山田無文老師は、禅文化研究所の『臨済録』のなかで、
「ただ実在するのは、人々の意識自体である。そこでわしの話を聴いておる意識自体は確かにあるはずである。「我れ思うが故に我れ在り」だ。夢ではない、幻ではない。空花ではない。確かにある。それが森羅万象、一切の現象をあらしめていくのである。縦には三世を貫き、横には十方をぶち抜いて、世界を現出していくものは、この聴法底の意識自体である。その意識自体の本質は、形もなければ、色もなければ、姿もない。したがって、火の中にくべて焼けるというようなものではない。水に入って溺れることもない。絶対超越だ。火をあらしめ、水をあらしめていく根本になる意識である。」
と説かれています。
火に入っても焼けず、水に入っても溺れないというところを無文老師は、
「どんな大火事の映画を映したからといって、映画の幕は焼けやせん。どんな激しい戦争の映画を映しても、あの白い幕はちっとも焦げはせん。どんな大海の水を映したからといって、幕は濡れやせん。お互いの主体性そのものは、絶対超越であって、何ものをもこれを動かすことはできんのである。そういう力強い自己を発見せんといかん。インフレになろうがデフレになろうが、食う物がなかろうが、ビリッとも動かんのだ。」
と説明されています。
映画の幕の譬えは分かりやすいので、私もよく使わせてもらっています。
「たとえ八寒地獄、八熱地獄の真只中に落ちても、悠々と公園を散歩しておるようなものだ。いくら激しい戦争の映画を映しても、幕は涼しいようなものだ。どんな世界が現われて来ても、静かにこれを眺めていく心の余裕がなければならん。三塗地獄に入るも園観に遊ぶが如しだ。」
と無文老師は提唱されています。
地獄に入ること園観に遊ぶが如しというのは、もとは『法華経』にある言葉ですが、『法華経』では、いい意味では使われていません。
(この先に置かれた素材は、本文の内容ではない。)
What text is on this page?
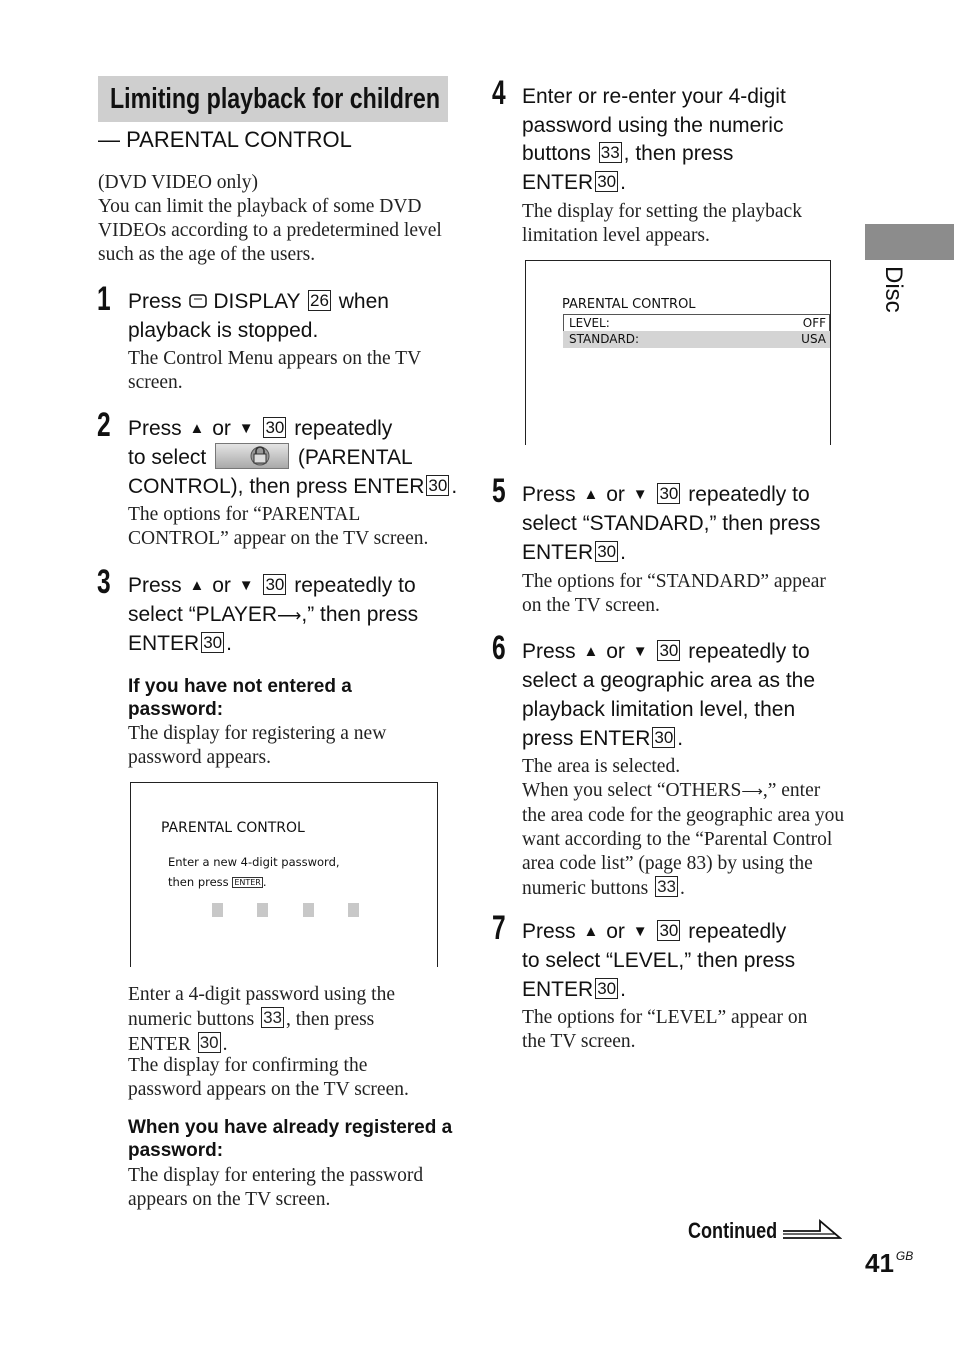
Limiting playback for children
— PARENTAL CONTROL
(DVD VIDEO only)
You can limit the playback of some DVD VIDEOs according to a predetermined level such as the age of the users.
1 Press DISPLAY 26 when playback is stopped.
The Control Menu appears on the TV screen.
2 Press ▲ or ▼ 30 repeatedly
to select	(PARENTAL
CONTROL), then press ENTER 30 .
The options for “PARENTAL CONTROL” appear on the TV screen.
3 Press ▲ or ▼ 30 repeatedly to
select “PLAYER⟶,” then press
ENTER 30 .
If you have not entered a password:
The display for registering a new password appears.
PARENTAL CONTROL
Enter a new 4-digit password,
then press ENTER .
Enter a 4-digit password using the numeric buttons 33 , then press ENTER 30 .
The display for confirming the password appears on the TV screen.
When you have already registered a password:
The display for entering the password appears on the TV screen.
4 Enter or re-enter your 4-digit
password using the numeric
buttons 33 , then press
ENTER 30 .
The display for setting the playback limitation level appears.
PARENTAL CONTROL
LEVEL:	OFF
STANDARD:	USA
5 Press ▲ or ▼ 30 repeatedly to
select “STANDARD,” then press
ENTER 30 .
The options for “STANDARD” appear on the TV screen.
6 Press ▲ or ▼ 30 repeatedly to
select a geographic area as the
playback limitation level, then
press ENTER 30 .
The area is selected.
When you select “OTHERS⟶,” enter the area code for the geographic area you want according to the “Parental Control area code list” (page 83) by using the numeric buttons 33 .
7 Press ▲ or ▼ 30 repeatedly
to select “LEVEL,” then press
ENTER 30 .
The options for “LEVEL” appear on the TV screen.
Disc
Continued
41 $^{GB}$
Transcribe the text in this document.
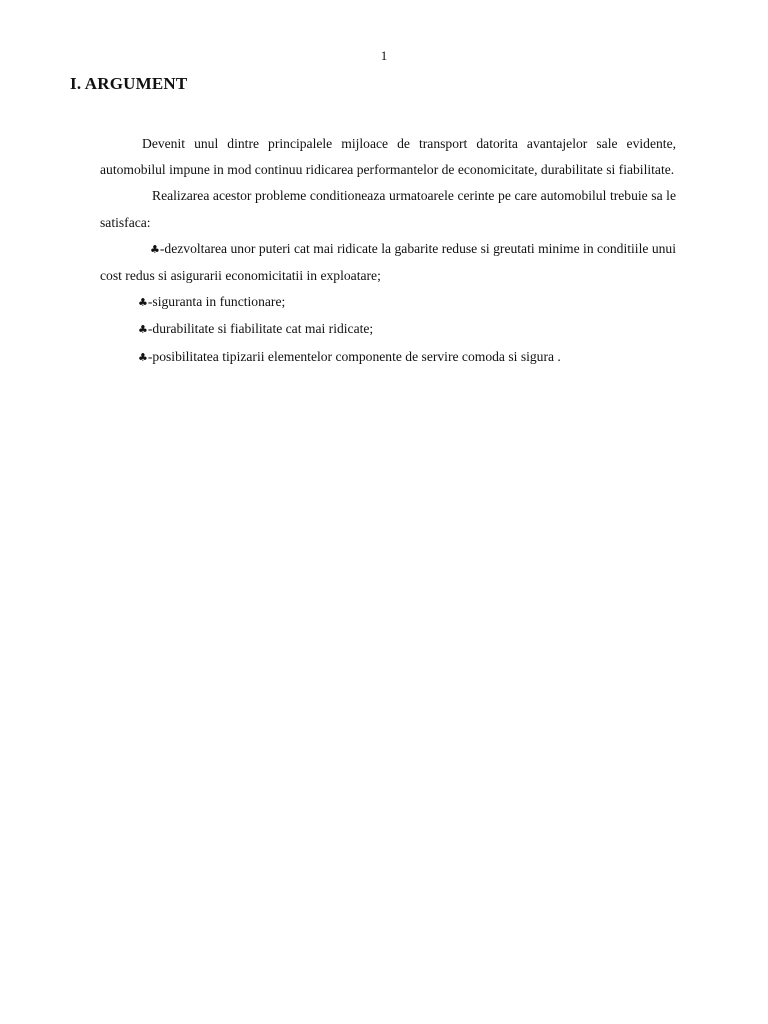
1
I. ARGUMENT

Devenit unul dintre principalele mijloace de transport datorita avantajelor sale evidente, automobilul impune in mod continuu ridicarea performantelor de economicitate, durabilitate si fiabilitate.

Realizarea acestor probleme conditioneaza urmatoarele cerinte pe care automobilul trebuie sa le satisfaca:

♣-dezvoltarea unor puteri cat mai ridicate la gabarite reduse si greutati minime in conditiile unui cost redus si asigurarii economicitatii in exploatare;

♣-siguranta in functionare;

♣-durabilitate si fiabilitate cat mai ridicate;

♣-posibilitatea tipizarii elementelor componente de servire comoda si sigura .
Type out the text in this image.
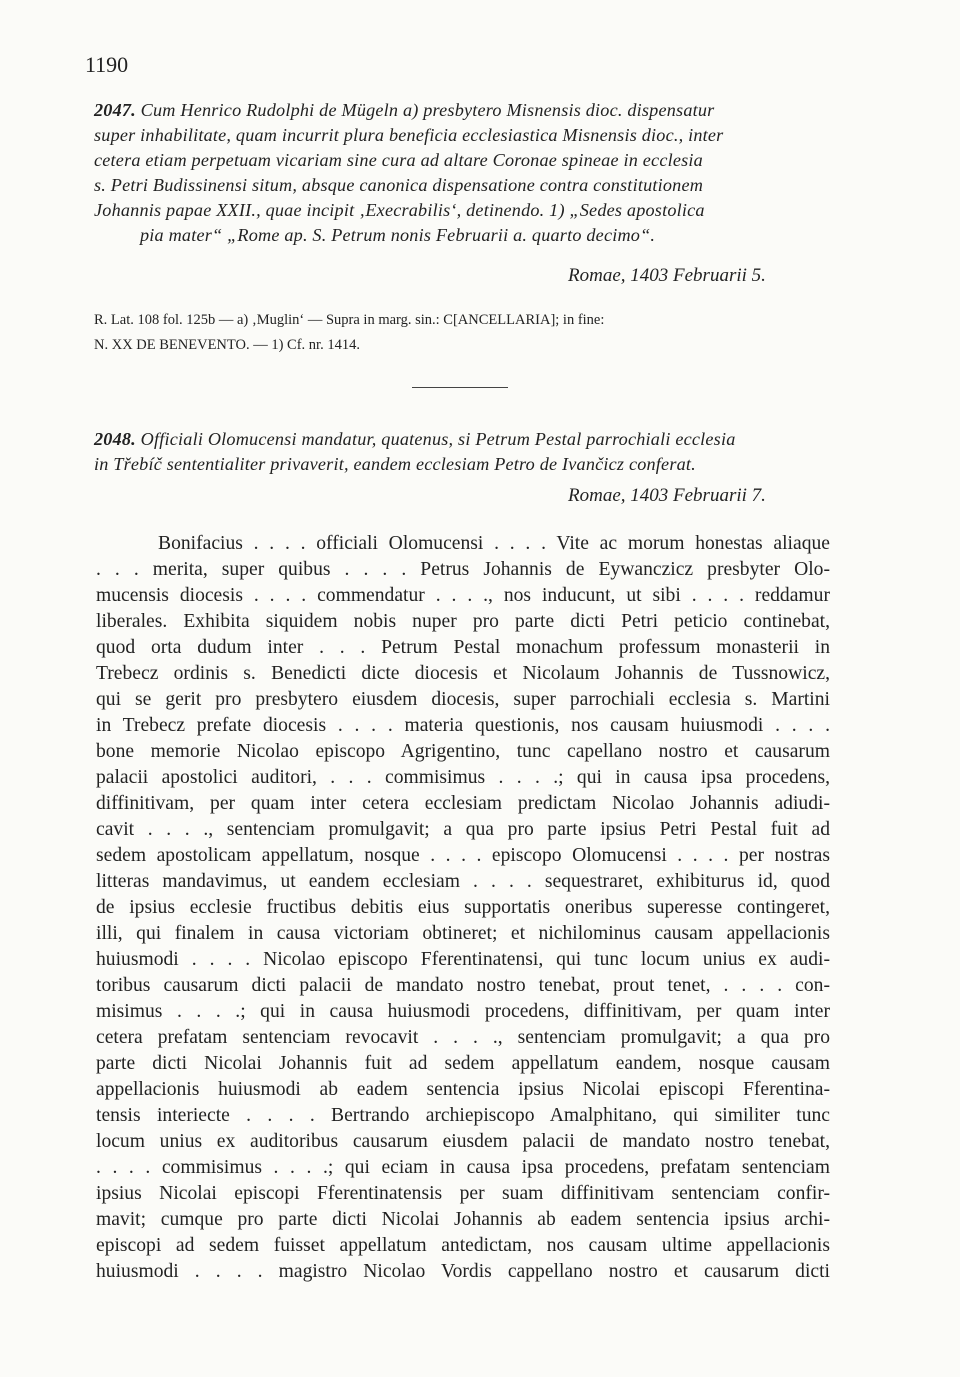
1190
2047. Cum Henrico Rudolphi de Mügeln a) presbytero Misnensis dioc. dispensatur
super inhabilitate, quam incurrit plura beneficia ecclesiastica Misnensis dioc., inter
cetera etiam perpetuam vicariam sine cura ad altare Coronae spineae in ecclesia
s. Petri Budissinensi situm, absque canonica dispensatione contra constitutionem
Johannis papae XXII., quae incipit ‚Execrabilis‘, detinendo. 1) „Sedes apostolica
pia mater“ „Rome ap. S. Petrum nonis Februarii a. quarto decimo“.
Romae, 1403 Februarii 5.
R. Lat. 108 fol. 125b — a) ‚Muglin‘ — Supra in marg. sin.: C[ANCELLARIA]; in fine:
N. XX DE BENEVENTO. — 1) Cf. nr. 1414.
2048. Officiali Olomucensi mandatur, quatenus, si Petrum Pestal parrochiali ecclesia
in Třebíč sententialiter privaverit, eandem ecclesiam Petro de Ivančicz conferat.
Romae, 1403 Februarii 7.
Bonifacius . . . . officiali Olomucensi . . . . Vite ac morum honestas aliaque
. . . merita, super quibus . . . . Petrus Johannis de Eywanczicz presbyter Olo-
mucensis diocesis . . . . commendatur . . . ., nos inducunt, ut sibi . . . . reddamur
liberales. Exhibita siquidem nobis nuper pro parte dicti Petri peticio continebat,
quod orta dudum inter . . . Petrum Pestal monachum professum monasterii in
Trebecz ordinis s. Benedicti dicte diocesis et Nicolaum Johannis de Tussnowicz,
qui se gerit pro presbytero eiusdem diocesis, super parrochiali ecclesia s. Martini
in Trebecz prefate diocesis . . . . materia questionis, nos causam huiusmodi . . . .
bone memorie Nicolao episcopo Agrigentino, tunc capellano nostro et causarum
palacii apostolici auditori, . . . commisimus . . . .; qui in causa ipsa procedens,
diffinitivam, per quam inter cetera ecclesiam predictam Nicolao Johannis adiudi-
cavit . . . ., sentenciam promulgavit; a qua pro parte ipsius Petri Pestal fuit ad
sedem apostolicam appellatum, nosque . . . . episcopo Olomucensi . . . . per nostras
litteras mandavimus, ut eandem ecclesiam . . . . sequestraret, exhibiturus id, quod
de ipsius ecclesie fructibus debitis eius supportatis oneribus superesse contingeret,
illi, qui finalem in causa victoriam obtineret; et nichilominus causam appellacionis
huiusmodi . . . . Nicolao episcopo Fferentinatensi, qui tunc locum unius ex audi-
toribus causarum dicti palacii de mandato nostro tenebat, prout tenet, . . . . con-
misimus . . . .; qui in causa huiusmodi procedens, diffinitivam, per quam inter
cetera prefatam sentenciam revocavit . . . ., sentenciam promulgavit; a qua pro
parte dicti Nicolai Johannis fuit ad sedem appellatum eandem, nosque causam
appellacionis huiusmodi ab eadem sentencia ipsius Nicolai episcopi Fferentina-
tensis interiecte . . . . Bertrando archiepiscopo Amalphitano, qui similiter tunc
locum unius ex auditoribus causarum eiusdem palacii de mandato nostro tenebat,
. . . . commisimus . . . .; qui eciam in causa ipsa procedens, prefatam sentenciam
ipsius Nicolai episcopi Fferentinatensis per suam diffinitivam sentenciam confir-
mavit; cumque pro parte dicti Nicolai Johannis ab eadem sentencia ipsius archi-
episcopi ad sedem fuisset appellatum antedictam, nos causam ultime appellacionis
huiusmodi . . . . magistro Nicolao Vordis cappellano nostro et causarum dicti
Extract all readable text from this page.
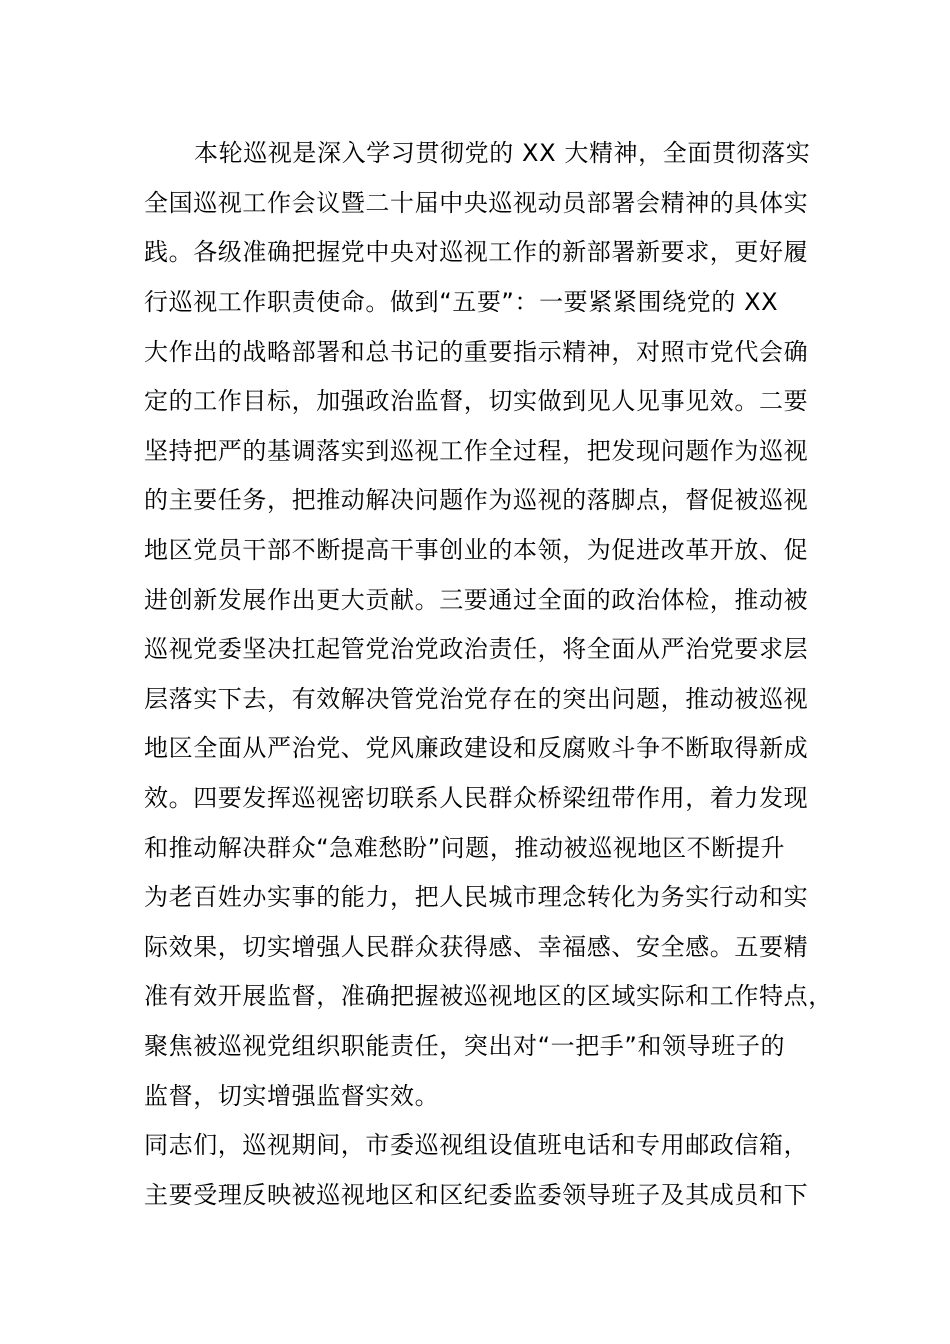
本轮巡视是深入学习贯彻党的 XX 大精神，全面贯彻落实
全国巡视工作会议暨二十届中央巡视动员部署会精神的具体实
践。各级准确把握党中央对巡视工作的新部署新要求，更好履
行巡视工作职责使命。做到“五要”：一要紧紧围绕党的 XX
大作出的战略部署和总书记的重要指示精神，对照市党代会确
定的工作目标，加强政治监督，切实做到见人见事见效。二要
坚持把严的基调落实到巡视工作全过程，把发现问题作为巡视
的主要任务，把推动解决问题作为巡视的落脚点，督促被巡视
地区党员干部不断提高干事创业的本领，为促进改革开放、促
进创新发展作出更大贡献。三要通过全面的政治体检，推动被
巡视党委坚决扛起管党治党政治责任，将全面从严治党要求层
层落实下去，有效解决管党治党存在的突出问题，推动被巡视
地区全面从严治党、党风廉政建设和反腐败斗争不断取得新成
效。四要发挥巡视密切联系人民群众桥梁纽带作用，着力发现
和推动解决群众“急难愁盼”问题，推动被巡视地区不断提升
为老百姓办实事的能力，把人民城市理念转化为务实行动和实
际效果，切实增强人民群众获得感、幸福感、安全感。五要精
准有效开展监督，准确把握被巡视地区的区域实际和工作特点，
聚焦被巡视党组织职能责任，突出对“一把手”和领导班子的
监督，切实增强监督实效。
同志们，巡视期间，市委巡视组设值班电话和专用邮政信箱，
主要受理反映被巡视地区和区纪委监委领导班子及其成员和下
『法華経』には、「この経典を誹謗する者にとってはつねに、地獄が行楽の場となり、餓鬼・畜生・阿修羅という悪道が住処となり、ラクダやロバやイノシシや犬といっしょに過ごすことになるのです。この経典を誹謗したために受ける罪は、こういうことです。」
と説かれています。(春秋社『現代日本語訳 法華経』正木 晃著から引用しました)
その言葉を用いながらも、臨済禅師はまったく逆の意味で、たとえ地獄で釜ゆでになろうとも、「いい湯だな」とって楽しんでこようというのであります。
これほどまでに、力強くお互いの主体性を高らかに説いたのが臨済禅師であります。